The power was easy, and the respect… well that was easy at first, however both were done thanks to the power of fear, and fear alone. I had become bigger than I ever imagined unfortunately this left as a perfect target for more than one type of person. I walked around every day with a bullseye on the back of my head, practically begging to be taken out by the next punk that thought he knew what he was doing, or hell even the heat that would’ve loved to permanently solve their problem. I was in a constant state of panic, but I had to stay calm, I had to look cool, I had to be in control otherwise my whole tower would’ve definitely crumbled from beneath my feet.
I buried my nose in my own product; I buried myself like an ostrich trying to hide. How idiotic could I be? The root of my problems seemed like it could also be my salvation—there was no saving me at this point, I was in too deep, and there was no coming out. Well I suppose the plan was always to go down in a blaze of glory.
Winter is a merciless endeavor. Often we feel like we’ve had enough, and in that desire to see the Sun cast its glorious rays down on us once more, like a fickle bitch it teases us. Momentarily for only a day’s time, two at most, it will indeed warm our hearts that have begun to ice over, only to bring forth yet another reminder of who’s actually in charge. The cold breath that we feel on the back of our necks often does one of two things: it either forces us to pull ever so closer for our lover’s embrace, or for the unfortunate many it’ll force us to flip the collars of our lapels and wearily trudge along, yearning for that next moment of warmth. The nights are long, the days are short, too short to even give warmth an opportunity, but I suppose we forget that after all it is indeed winter, and loneliness needs its own time too.
Despite this feeling of loneliness… despite the solitude we’re forced into like captors in the Great War, there’s a hope that is inherent, there is that light at the end of the tunnel. Some recognize it as Spring, but really it’s just the great meltdown. Those hearts that were iced over begin to thaw, and we allow ourselves once more to cling on to hope, no matter how false the feelings may seem to be. With this peek into the realm of brighter possibilities maybe we can find salvage for our character, maybe we can see a reflecting hope within our spirit. If it’s been lost there’s no reason to assume it’ll always remain absent, instead we may assume its eventual return.

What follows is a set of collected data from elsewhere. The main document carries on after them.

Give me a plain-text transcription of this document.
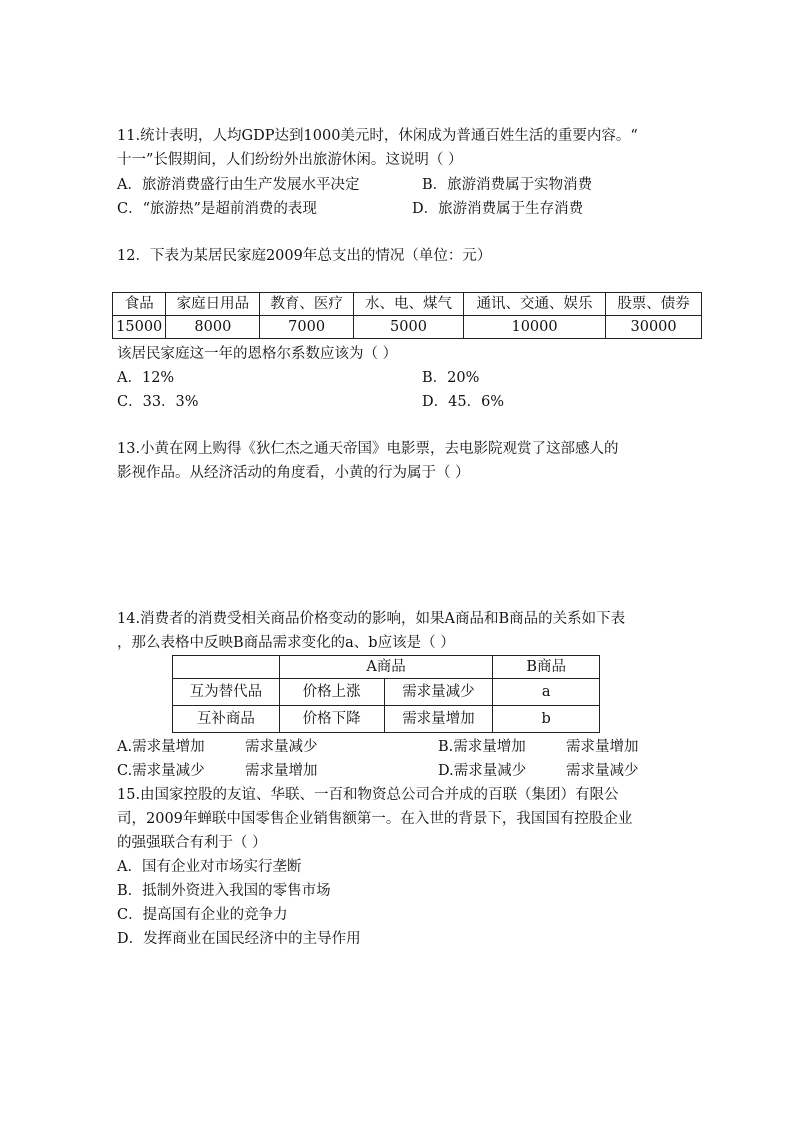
11.统计表明，人均GDP达到1000美元时，休闲成为普通百姓生活的重要内容。“
十一”长假期间，人们纷纷外出旅游休闲。这说明（ ）
A．旅游消费盛行由生产发展水平决定	B．旅游消费属于实物消费
C．“旅游热”是超前消费的表现	D．旅游消费属于生存消费
12．下表为某居民家庭2009年总支出的情况（单位：元）
食品	家庭日用品	教育、医疗	水、电、煤气	通讯、交通、娱乐	股票、债券
15000	8000	7000	5000	10000	30000
该居民家庭这一年的恩格尔系数应该为（ ）
A．12%	B．20%
C．33．3%	D．45．6%
13.小黄在网上购得《狄仁杰之通天帝国》电影票，去电影院观赏了这部感人的
影视作品。从经济活动的角度看，小黄的行为属于（ ）
14.消费者的消费受相关商品价格变动的影响，如果A商品和B商品的关系如下表
，那么表格中反映B商品需求变化的a、b应该是（ ）
	A商品		B商品
互为替代品	价格上涨	需求量减少	a
互补商品	价格下降	需求量增加	b
A.需求量增加	需求量减少	B.需求量增加	需求量增加
C.需求量减少	需求量增加	D.需求量减少	需求量减少
15.由国家控股的友谊、华联、一百和物资总公司合并成的百联（集团）有限公
司，2009年蝉联中国零售企业销售额第一。在入世的背景下，我国国有控股企业
的强强联合有利于（ ）
A．国有企业对市场实行垄断
B．抵制外资进入我国的零售市场
C．提高国有企业的竞争力
D．发挥商业在国民经济中的主导作用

The spirit seems to leave just as most things do; it grows weak, tired—it becomes fed up with the same monotonous routines and the same despair that we ourselves cannot singularly claim freedom from. As a friend it rather leave when it things become too uncomfortable so as not to sever the relationship to its host permanently. We must find our way back to that home of sanity, the dwelling of acceptance; we must become satisfied with the stranger in the mirror, and rely on the unknown within to help us get through the unknown “on the out.” Become strong in self, in body, and in mind, to become strong for one another…
…a task I know is much simpler said than done, but one can hope, right?